Plumin is nice to build fonts from scratch. If you're interested in taking an existing font and manipulating its shape or metrics, consider using opentype.js directly.

[1] http://paperjs.org/

[2] https://github.com/nodebox/opentype.js

What is the use case for something like this? I think it's really, really cool that this is possible, but I'm having trouble coming up with a scenario in which I'd actually want to do this.
I know of at least one site (FilmOn) that uses this kind of font substitution for rendering UI elements.
Is that done on the client-side or on the server? It makes sense to me if you want to programmatically generate icon fonts, but I just don't see the use case for doing this in the browser. Unless of course you were building an in-browser font creator tool. :)

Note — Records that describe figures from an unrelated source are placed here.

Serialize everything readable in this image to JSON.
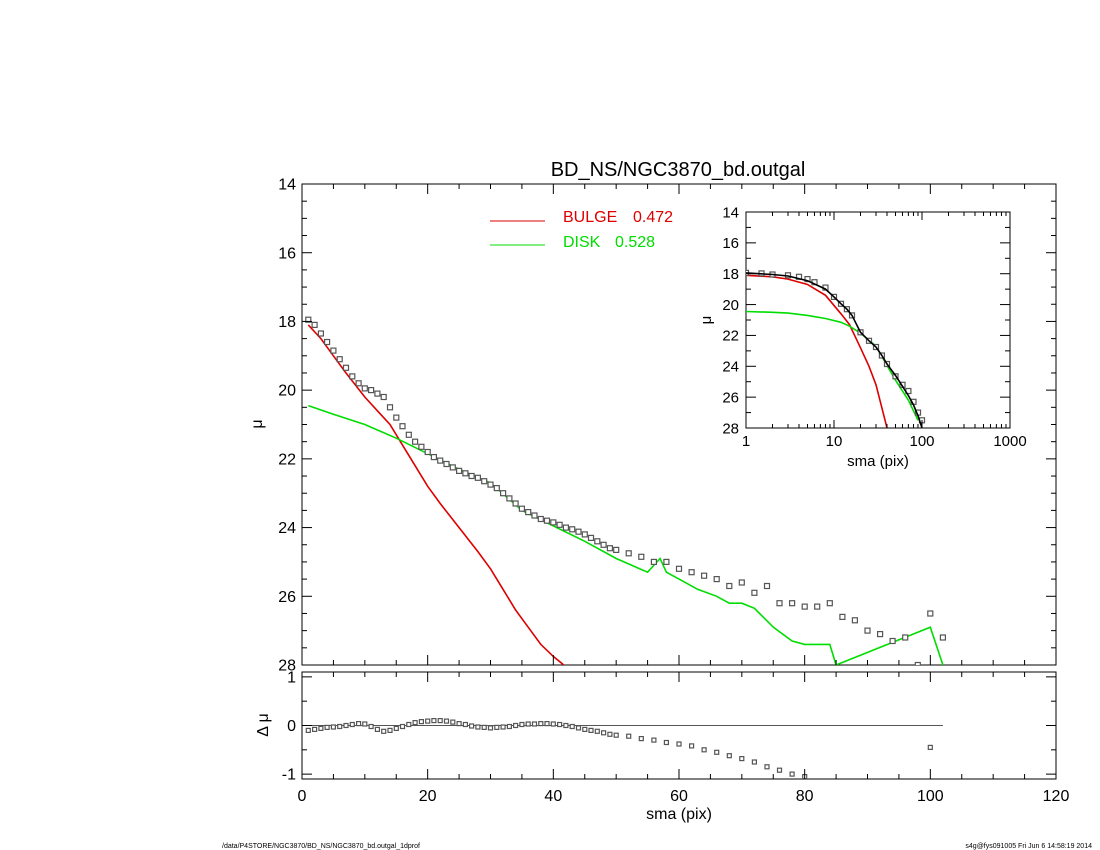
{
  "chart_data": [
    {
      "type": "scatter",
      "title": "BD_NS/NGC3870_bd.outgal",
      "xlabel": "",
      "ylabel": "μ",
      "xlim": [
        0,
        120
      ],
      "ylim": [
        28,
        14
      ],
      "yticks": [
        "14",
        "16",
        "18",
        "20",
        "22",
        "24",
        "26",
        "28"
      ],
      "legend": [
        {
          "label": "BULGE",
          "value": "0.472",
          "color": "#dd0000"
        },
        {
          "label": "DISK",
          "value": "0.528",
          "color": "#00dd00"
        }
      ],
      "series": [
        {
          "name": "BULGE",
          "style": "line",
          "color": "#dd0000",
          "x": [
            1,
            3,
            5,
            7,
            10,
            12,
            14,
            16,
            18,
            20,
            22,
            25,
            28,
            30,
            32,
            34,
            36,
            38,
            40,
            42
          ],
          "y": [
            18.1,
            18.5,
            19.0,
            19.5,
            20.2,
            20.6,
            21.0,
            21.6,
            22.2,
            22.8,
            23.3,
            24.0,
            24.7,
            25.2,
            25.8,
            26.4,
            26.9,
            27.4,
            27.75,
            28.05
          ]
        },
        {
          "name": "DISK",
          "style": "line",
          "color": "#00dd00",
          "x": [
            1,
            5,
            10,
            15,
            20,
            25,
            30,
            35,
            40,
            45,
            50,
            55,
            57,
            58,
            60,
            63,
            66,
            68,
            70,
            72,
            75,
            78,
            80,
            84,
            85,
            100,
            102
          ],
          "y": [
            20.45,
            20.7,
            21.0,
            21.4,
            21.85,
            22.3,
            22.7,
            23.5,
            23.95,
            24.4,
            24.9,
            25.3,
            24.9,
            25.3,
            25.5,
            25.8,
            26.0,
            26.2,
            26.2,
            26.35,
            26.9,
            27.3,
            27.4,
            27.4,
            28.0,
            26.9,
            28.0
          ]
        },
        {
          "name": "",
          "style": "markers",
          "color": "#555555",
          "x": [
            1,
            2,
            3,
            4,
            5,
            6,
            7,
            8,
            9,
            10,
            11,
            12,
            13,
            14,
            15,
            16,
            17,
            18,
            19,
            20,
            21,
            22,
            23,
            24,
            25,
            26,
            27,
            28,
            29,
            30,
            31,
            32,
            33,
            34,
            35,
            36,
            37,
            38,
            39,
            40,
            41,
            42,
            43,
            44,
            45,
            46,
            47,
            48,
            49,
            50,
            52,
            54,
            56,
            58,
            60,
            62,
            64,
            66,
            68,
            70,
            72,
            74,
            76,
            78,
            80,
            82,
            84,
            86,
            88,
            90,
            92,
            94,
            96,
            98,
            100,
            102
          ],
          "y": [
            17.95,
            18.1,
            18.35,
            18.6,
            18.85,
            19.1,
            19.35,
            19.6,
            19.8,
            19.95,
            20.0,
            20.1,
            20.2,
            20.5,
            20.8,
            21.05,
            21.3,
            21.5,
            21.65,
            21.8,
            21.95,
            22.05,
            22.15,
            22.25,
            22.35,
            22.42,
            22.5,
            22.55,
            22.65,
            22.75,
            22.85,
            23.0,
            23.15,
            23.3,
            23.45,
            23.55,
            23.65,
            23.75,
            23.8,
            23.85,
            23.92,
            24.0,
            24.05,
            24.12,
            24.2,
            24.3,
            24.4,
            24.5,
            24.6,
            24.65,
            24.75,
            24.85,
            25.0,
            25.0,
            25.2,
            25.3,
            25.4,
            25.5,
            25.7,
            25.6,
            25.9,
            25.7,
            26.2,
            26.2,
            26.3,
            26.3,
            26.2,
            26.6,
            26.7,
            27.0,
            27.1,
            27.3,
            27.2,
            28.0,
            26.5,
            27.2
          ]
        }
      ]
    },
    {
      "type": "scatter",
      "title": "",
      "xlabel": "sma (pix)",
      "ylabel": "Δ μ",
      "xlim": [
        0,
        120
      ],
      "ylim": [
        -1.1,
        1.1
      ],
      "xticks": [
        "0",
        "20",
        "40",
        "60",
        "80",
        "100",
        "120"
      ],
      "yticks": [
        "1",
        "0",
        "-1"
      ],
      "series": [
        {
          "name": "",
          "style": "markers",
          "color": "#555555",
          "x": [
            1,
            2,
            3,
            4,
            5,
            6,
            7,
            8,
            9,
            10,
            11,
            12,
            13,
            14,
            15,
            16,
            17,
            18,
            19,
            20,
            21,
            22,
            23,
            24,
            25,
            26,
            27,
            28,
            29,
            30,
            31,
            32,
            33,
            34,
            35,
            36,
            37,
            38,
            39,
            40,
            41,
            42,
            43,
            44,
            45,
            46,
            47,
            48,
            49,
            50,
            52,
            54,
            56,
            58,
            60,
            62,
            64,
            66,
            68,
            70,
            72,
            74,
            76,
            78,
            80,
            100
          ],
          "y": [
            -0.1,
            -0.08,
            -0.06,
            -0.04,
            -0.03,
            -0.02,
            0.0,
            0.02,
            0.04,
            0.03,
            -0.02,
            -0.08,
            -0.12,
            -0.1,
            -0.06,
            -0.02,
            0.02,
            0.06,
            0.08,
            0.09,
            0.1,
            0.1,
            0.09,
            0.07,
            0.04,
            0.02,
            -0.01,
            -0.03,
            -0.04,
            -0.05,
            -0.04,
            -0.03,
            -0.02,
            0.0,
            0.02,
            0.03,
            0.03,
            0.04,
            0.04,
            0.03,
            0.02,
            0.0,
            -0.02,
            -0.05,
            -0.08,
            -0.1,
            -0.12,
            -0.15,
            -0.18,
            -0.2,
            -0.22,
            -0.27,
            -0.3,
            -0.35,
            -0.38,
            -0.42,
            -0.5,
            -0.55,
            -0.62,
            -0.68,
            -0.75,
            -0.85,
            -0.92,
            -1.0,
            -1.05,
            -0.45
          ]
        }
      ]
    },
    {
      "type": "scatter",
      "title": "",
      "xlabel": "sma (pix)",
      "ylabel": "μ",
      "xscale": "log",
      "xlim": [
        1,
        1000
      ],
      "ylim": [
        28,
        14
      ],
      "xticks": [
        "1",
        "10",
        "100",
        "1000"
      ],
      "yticks": [
        "14",
        "16",
        "18",
        "20",
        "22",
        "24",
        "26",
        "28"
      ],
      "series": [
        {
          "name": "BULGE",
          "style": "line",
          "color": "#dd0000",
          "x": [
            1,
            2,
            3,
            5,
            8,
            12,
            15,
            20,
            25,
            30,
            35,
            40
          ],
          "y": [
            18.1,
            18.2,
            18.35,
            18.7,
            19.4,
            20.6,
            21.3,
            22.8,
            24.0,
            25.2,
            26.7,
            28.0
          ]
        },
        {
          "name": "DISK",
          "style": "line",
          "color": "#00dd00",
          "x": [
            1,
            2,
            3,
            5,
            8,
            12,
            15,
            20,
            30,
            40,
            50,
            70,
            90
          ],
          "y": [
            20.45,
            20.5,
            20.55,
            20.7,
            20.9,
            21.15,
            21.4,
            21.85,
            22.7,
            23.95,
            24.9,
            26.2,
            27.5
          ]
        },
        {
          "name": "",
          "style": "markers",
          "color": "#555555",
          "x": [
            1,
            1.5,
            2,
            3,
            4,
            5,
            6,
            8,
            10,
            12,
            14,
            16,
            20,
            25,
            30,
            35,
            40,
            50,
            60,
            70,
            80,
            90,
            100
          ],
          "y": [
            17.95,
            17.98,
            18.05,
            18.1,
            18.2,
            18.35,
            18.55,
            18.9,
            19.5,
            19.95,
            20.3,
            20.7,
            21.8,
            22.35,
            22.75,
            23.3,
            23.85,
            24.65,
            25.2,
            25.6,
            26.3,
            27.0,
            27.5
          ]
        },
        {
          "name": "",
          "style": "line",
          "color": "#000000",
          "x": [
            1,
            2,
            3,
            5,
            8,
            10,
            12,
            14,
            16,
            20,
            25,
            30,
            35,
            40,
            50,
            60,
            70,
            80,
            90,
            100
          ],
          "y": [
            17.95,
            18.05,
            18.15,
            18.45,
            19.0,
            19.5,
            19.95,
            20.3,
            20.7,
            21.8,
            22.35,
            22.75,
            23.3,
            23.85,
            24.6,
            25.3,
            25.9,
            26.5,
            27.2,
            28.0
          ]
        }
      ]
    }
  ],
  "footer": {
    "left": "/data/P4STORE/NGC3870/BD_NS/NGC3870_bd.outgal_1dprof",
    "right": "s4g@fys091005  Fri Jun  6 14:58:19 2014"
  }
}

Regardless, this is a really cool idea!

A SaaS could use it to distort content, and remove the distortion for paid accounts.
by distorting on client side? well..
Just being able to adjust the font-weight of a font that doesn't have multiple font-weights is something I've wanted to do many times before.
Blob url's set for @font-face src! What a neat hack.
Looks pretty awesome. Do you have any benchmarks on how fast this is on a mobile?
Web Font licensing is such a completely painful mess that I would wish/hope/love if this software came with a license that constrains the terms of use on any fonts produced with it to Creative Commons, or (what the hell) GPL.